A pesar de que las idas y vueltas en las condenas a los crímenes perpetrados durante la
dictadura parecen haber quedado definitivamente atrás, los indicadores que según
Walsh eran producto del plan económico y político de los militares no pudieron
revertirse en casi 25 años de democracia. Es más, muchos de esos indicadores nos
parecen macabramente risueños ante las alarmantes estadísticas que dejó la última crisis
económica (2). Ese modelo de país instalado a punta de pistola sigue vigente. La
educación es un ámbito donde eso se expresa claramente. La manifestación de los
padres que reclamaban en Neuquén la vuelta a las aulas de los maestros y el decreto que
obliga a cumplir con el reclamo, firmado por el mismo gobernador que hace quince días
ordenaba la represión de los docentes, son síntomas de que todavía debemos recorrer un
largo camino para desprendernos de los resabios de aquellos años de terror. La
naturalidad con la que hoy aceptamos cierto orden de cosas no quiere decir que esas
cosas siempre hayan sido de esta manera.
Parafraseando a Freire y valiéndonos de una distinción que hace nuestra lengua,
podríamos decir que las cosas están así, no son así. Tal vez sea el momento de condenar
no sólo el exceso, sino también las responsabilidades que el estado democrático sigue
sin asumir.
Ángel Maldonado
[email protected]
Buenos Aires, 20 de abril de 2007
(1) El reclamo del gremio de docentes neuquinos era subir el básico inicial y llevar la
recomposición cerca de los 2.600 pesos (valor de la canasta básica en la provincia),
terminar con las sumas fijas en el salario, lograr el pase a planta de unos 1.800
trabajadores, y garantizar el 80 por ciento móvil para los jubilados del sector y una
resolución para los problemas edilicios en las escuelas.
Más allá de lo que sucede en Neuquén, podría decirse que todos los docentes argentinos
trabajan parcialmente en negro: los adicionales no remunerativos son una constante en
todo el sistema educativo.
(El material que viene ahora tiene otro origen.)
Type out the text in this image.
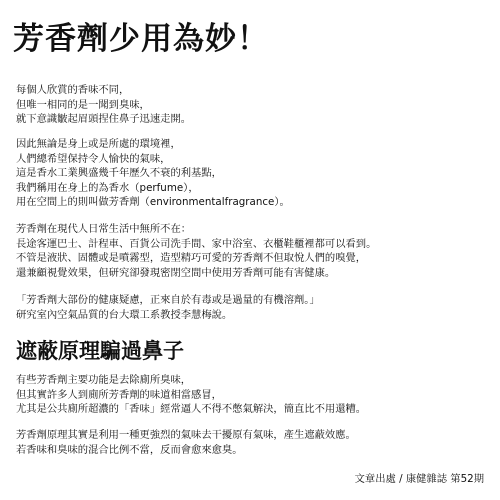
芳香劑少用為妙！
每個人欣賞的香味不同，
但唯一相同的是一聞到臭味，
就下意識皺起眉頭捏住鼻子迅速走開。
因此無論是身上或是所處的環境裡，
人們總希望保持令人愉快的氣味，
這是香水工業興盛幾千年歷久不衰的利基點，
我們稱用在身上的為香水（perfume），
用在空間上的則叫做芳香劑（environmentalfragrance）。
芳香劑在現代人日常生活中無所不在：
長途客運巴士、計程車、百貨公司洗手間、家中浴室、衣櫃鞋櫃裡都可以看到。
不管是液狀、固體或是噴霧型，造型精巧可愛的芳香劑不但取悅人們的嗅覺，
還兼顧視覺效果，但研究卻發現密閉空間中使用芳香劑可能有害健康。
「芳香劑大部份的健康疑慮，正來自於有毒或是過量的有機溶劑。」
研究室內空氣品質的台大環工系教授李慧梅說。
遮蔽原理騙過鼻子
有些芳香劑主要功能是去除廁所臭味，
但其實許多人到廁所芳香劑的味道相當感冒，
尤其是公共廁所超濃的「香味」經常逼人不得不憋氣解決，簡直比不用還糟。
芳香劑原理其實是利用一種更強烈的氣味去干擾原有氣味，產生遮蔽效應。
若香味和臭味的混合比例不當，反而會愈來愈臭。
文章出處 / 康健雜誌 第52期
En la mayoría de las provincias, el sueldo básico representa
sólo el 30 % del salario de bolsillo de un maestro de grado; en Santa Cruz, el caso más
saliente, el sueldo básico es de 161 pesos, menos del 10 % del salario de bolsillo.
(2) Mientras Walsh denunciaba un crecimiento desmedido del índice de desocupación
que alcanzaba escandalosamente el 9 %, hoy el gobierno festeja esa misma cifra,
después de que el índice rozara a fines de los '90 el 25 %.